Greffe de cheveux : pourquoi ça marche

"Lorsqu'on les transfère de la zone donneuse postérieure vers la zone receveuse antérieure, ils gardent leur résistance envers la chute."

La perte de cheveux est un problème dont beaucoup d'hommes souffrent. Et pourtant, la greffe est un moyen efficace pour lutter contre ce phénomène. Découvrez ce qu'est une greffe de cheveux et les différentes techniques utilisées avec le docteur Jean Devroye qui depuis 1999 se consacre exclusivement à la chirurgie capillaire. Il a également collaboré avec les meilleurs chirurgiens capillaires aux Etats-Unis.

Plastimea : Qu'est-ce qu'une greffe de cheveux réussie ?

J.D. : Une greffe de cheveux est réussie si elle est indétectable. Il est important de l'intégrer dans l'évolution future de la calvitie. En effet, le patient continuera souvent à perdre ses cheveux et il faut que la greffe continue à s'intégrer parfaitement dans la chevelure existante.

Plastimea : Pour vous, quel est l'objectif d'une greffe de cheveux ?

J.D. : L'objectif principal est d'atteindre une densité suffisante sur une surface suffisamment grande pour que le résultat semble parfaitement naturel. Il faut bien sûr aussi que la technique utilisée soit parfaite. Cela permet d'obtenir à ce moment un résultat qui mime l'aspect originel.

Plastimea : Quelles sont les différences entre les techniques de greffe de cheveux (bandelettes, FUE et greffons 2mm) ?

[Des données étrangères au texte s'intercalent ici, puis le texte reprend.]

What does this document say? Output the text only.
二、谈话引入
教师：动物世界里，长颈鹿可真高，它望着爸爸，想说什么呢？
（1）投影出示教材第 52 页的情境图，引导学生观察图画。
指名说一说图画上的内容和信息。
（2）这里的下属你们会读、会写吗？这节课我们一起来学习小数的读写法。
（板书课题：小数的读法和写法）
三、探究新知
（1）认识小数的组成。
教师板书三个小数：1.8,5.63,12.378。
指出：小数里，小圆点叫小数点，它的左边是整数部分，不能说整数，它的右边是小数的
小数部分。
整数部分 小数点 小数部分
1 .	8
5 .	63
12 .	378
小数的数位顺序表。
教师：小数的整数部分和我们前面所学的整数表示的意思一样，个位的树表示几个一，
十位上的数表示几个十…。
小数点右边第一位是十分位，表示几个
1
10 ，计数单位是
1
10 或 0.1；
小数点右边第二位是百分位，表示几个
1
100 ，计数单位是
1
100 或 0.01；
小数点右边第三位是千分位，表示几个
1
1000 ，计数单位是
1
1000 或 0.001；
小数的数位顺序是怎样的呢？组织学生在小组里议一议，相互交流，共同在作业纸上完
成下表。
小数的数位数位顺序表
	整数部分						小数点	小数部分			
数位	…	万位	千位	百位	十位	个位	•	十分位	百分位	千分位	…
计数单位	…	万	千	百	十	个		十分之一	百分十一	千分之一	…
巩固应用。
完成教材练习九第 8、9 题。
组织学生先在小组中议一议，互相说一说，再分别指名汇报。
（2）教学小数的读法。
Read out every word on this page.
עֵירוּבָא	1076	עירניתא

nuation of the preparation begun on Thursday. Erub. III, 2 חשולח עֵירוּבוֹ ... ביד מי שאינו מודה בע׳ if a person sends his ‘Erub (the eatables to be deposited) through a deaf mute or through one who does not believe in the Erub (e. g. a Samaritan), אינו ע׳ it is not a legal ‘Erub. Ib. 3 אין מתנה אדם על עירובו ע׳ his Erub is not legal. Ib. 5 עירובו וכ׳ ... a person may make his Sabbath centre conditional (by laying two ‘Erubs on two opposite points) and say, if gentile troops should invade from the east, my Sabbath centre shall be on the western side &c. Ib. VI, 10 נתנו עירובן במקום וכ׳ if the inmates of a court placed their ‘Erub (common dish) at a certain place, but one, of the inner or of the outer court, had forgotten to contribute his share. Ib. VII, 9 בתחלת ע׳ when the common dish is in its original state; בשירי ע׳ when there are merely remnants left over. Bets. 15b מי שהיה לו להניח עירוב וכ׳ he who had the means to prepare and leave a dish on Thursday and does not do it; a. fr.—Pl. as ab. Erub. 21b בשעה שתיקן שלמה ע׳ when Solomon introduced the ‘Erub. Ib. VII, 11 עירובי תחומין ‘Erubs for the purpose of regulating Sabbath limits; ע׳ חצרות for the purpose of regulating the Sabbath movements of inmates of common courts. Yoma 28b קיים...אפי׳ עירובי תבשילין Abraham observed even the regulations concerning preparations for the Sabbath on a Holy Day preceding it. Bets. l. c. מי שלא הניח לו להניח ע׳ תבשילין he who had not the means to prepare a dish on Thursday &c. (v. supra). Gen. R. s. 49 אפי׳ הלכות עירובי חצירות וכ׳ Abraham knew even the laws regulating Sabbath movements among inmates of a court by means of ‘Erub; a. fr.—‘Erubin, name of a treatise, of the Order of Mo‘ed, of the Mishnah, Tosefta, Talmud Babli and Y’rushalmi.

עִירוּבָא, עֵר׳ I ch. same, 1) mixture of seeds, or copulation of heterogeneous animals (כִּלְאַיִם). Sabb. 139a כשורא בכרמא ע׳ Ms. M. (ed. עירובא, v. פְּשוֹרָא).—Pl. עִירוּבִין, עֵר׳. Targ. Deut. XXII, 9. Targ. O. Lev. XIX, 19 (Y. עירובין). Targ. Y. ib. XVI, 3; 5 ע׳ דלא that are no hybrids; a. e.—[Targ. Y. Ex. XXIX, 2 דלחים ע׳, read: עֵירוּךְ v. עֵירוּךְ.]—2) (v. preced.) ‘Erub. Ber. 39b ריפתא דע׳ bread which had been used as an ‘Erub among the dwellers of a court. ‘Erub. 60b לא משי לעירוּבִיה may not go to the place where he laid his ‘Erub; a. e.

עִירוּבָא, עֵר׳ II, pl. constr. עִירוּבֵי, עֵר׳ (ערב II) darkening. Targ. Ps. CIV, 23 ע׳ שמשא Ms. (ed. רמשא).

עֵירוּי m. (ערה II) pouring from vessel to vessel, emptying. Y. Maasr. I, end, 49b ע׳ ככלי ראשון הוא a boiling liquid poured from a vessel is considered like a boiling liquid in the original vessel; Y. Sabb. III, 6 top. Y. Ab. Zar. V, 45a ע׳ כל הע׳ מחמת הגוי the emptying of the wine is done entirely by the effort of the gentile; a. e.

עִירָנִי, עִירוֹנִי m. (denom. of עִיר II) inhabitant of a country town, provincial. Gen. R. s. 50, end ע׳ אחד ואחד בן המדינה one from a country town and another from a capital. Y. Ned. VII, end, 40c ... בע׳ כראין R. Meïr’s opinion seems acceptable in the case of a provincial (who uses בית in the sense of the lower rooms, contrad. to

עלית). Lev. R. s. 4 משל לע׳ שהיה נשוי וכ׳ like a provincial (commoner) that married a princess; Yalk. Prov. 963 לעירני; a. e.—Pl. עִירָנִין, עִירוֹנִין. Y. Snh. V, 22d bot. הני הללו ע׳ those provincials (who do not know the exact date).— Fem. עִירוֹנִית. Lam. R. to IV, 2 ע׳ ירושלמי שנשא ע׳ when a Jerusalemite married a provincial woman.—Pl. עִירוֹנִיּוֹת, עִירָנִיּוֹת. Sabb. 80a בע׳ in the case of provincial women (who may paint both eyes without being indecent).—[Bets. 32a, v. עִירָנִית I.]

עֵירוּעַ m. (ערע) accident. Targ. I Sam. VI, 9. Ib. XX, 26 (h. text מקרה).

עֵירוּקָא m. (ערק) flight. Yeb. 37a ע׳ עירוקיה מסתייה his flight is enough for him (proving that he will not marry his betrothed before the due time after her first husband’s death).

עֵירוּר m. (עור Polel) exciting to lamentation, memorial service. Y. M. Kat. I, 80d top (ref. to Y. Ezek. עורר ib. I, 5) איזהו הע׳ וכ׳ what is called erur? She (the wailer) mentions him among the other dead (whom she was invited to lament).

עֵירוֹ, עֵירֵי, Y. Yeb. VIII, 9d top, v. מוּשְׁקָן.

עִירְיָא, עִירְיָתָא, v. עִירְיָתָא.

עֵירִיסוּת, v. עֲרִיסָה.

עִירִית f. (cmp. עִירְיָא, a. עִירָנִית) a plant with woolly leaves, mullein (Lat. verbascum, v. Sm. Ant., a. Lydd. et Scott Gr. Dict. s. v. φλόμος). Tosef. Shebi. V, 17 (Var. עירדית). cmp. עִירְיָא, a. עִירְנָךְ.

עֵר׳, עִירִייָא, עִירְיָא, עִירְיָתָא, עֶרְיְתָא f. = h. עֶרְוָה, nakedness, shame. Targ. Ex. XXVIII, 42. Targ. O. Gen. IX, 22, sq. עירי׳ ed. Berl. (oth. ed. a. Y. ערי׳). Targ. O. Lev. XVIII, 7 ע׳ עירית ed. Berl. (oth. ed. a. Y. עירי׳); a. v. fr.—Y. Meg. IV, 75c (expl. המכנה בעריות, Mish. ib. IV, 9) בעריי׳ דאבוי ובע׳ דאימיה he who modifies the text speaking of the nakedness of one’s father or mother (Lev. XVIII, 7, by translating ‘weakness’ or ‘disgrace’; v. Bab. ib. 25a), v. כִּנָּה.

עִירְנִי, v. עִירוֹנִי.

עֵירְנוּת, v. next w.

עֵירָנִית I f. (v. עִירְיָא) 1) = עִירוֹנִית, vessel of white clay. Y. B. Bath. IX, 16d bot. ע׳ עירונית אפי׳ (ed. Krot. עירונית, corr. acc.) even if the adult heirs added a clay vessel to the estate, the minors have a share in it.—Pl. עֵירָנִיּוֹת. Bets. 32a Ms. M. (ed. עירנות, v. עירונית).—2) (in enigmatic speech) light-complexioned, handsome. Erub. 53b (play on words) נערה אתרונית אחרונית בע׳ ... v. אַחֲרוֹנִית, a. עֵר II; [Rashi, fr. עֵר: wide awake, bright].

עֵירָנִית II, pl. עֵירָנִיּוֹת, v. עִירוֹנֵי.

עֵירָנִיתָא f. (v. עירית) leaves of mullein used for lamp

J.D. : Les deux meilleures techniques sont la technique de la bandelette et la technique FUE. Elles se caractérisent par l'isolement de follicules naturels composés de 1 à 3 ou 4 cheveux. La différence essentielle entre les deux techniques réside dans le type de cicatrices obtenu. Linéaire pour la bandelette, punctiformes pour la FUE. Chaque technique a ses avantages et ses inconvénients. C'est la raison pour laquelle il est indispensable d'avoir une consultation avec un praticien connaissant bien ces deux techniques afin de pouvoir effectuer le bon choix.

La technique à partir de greffons de 2 mm est obsolète et ne devrait plus être utilisée. Par définition, ce type de greffe ne peut donner qu'un aspect "pluggy" en tête de poupée. La réduction de tonsure n'est quasiment plus utilisée. Il s'agissait de réduire la surface dégarnie en excisant la peau glabre. Cette technique avait cependant de gros inconvénients comme la formation de cicatrices élargies et la mauvaise orientation des cheveux déplacés.

Plastimea : Pourquoi cela fonctionne-t'il ?

J.D. : Les cheveux greffes proviennent d'une zone d'où ils ne tombent pas. Ils sont résistants aux hormones mâles et cette résistance est contenue dans leurs gènes. Aussi lorsqu'on les transfère de la zone donneuse postérieure vers la zone receveuse antérieure, ils gardent leur résistance envers la chute.

Plastimea : Une séance suffit-elle pour avoir toute la densité voulue ?

J.D. : Tout dépend de la surface à recouvrir et de la densité que l'on souhaite. Si la calvitie est large, sur l'ensemble du cuir chevelu allant du front au vertex, il est souvent indispensable de pratiquer deux grosses greffes de 2500 à 3000 greffes chacune. Si la zone est plus petite, une seule séance peut suffire.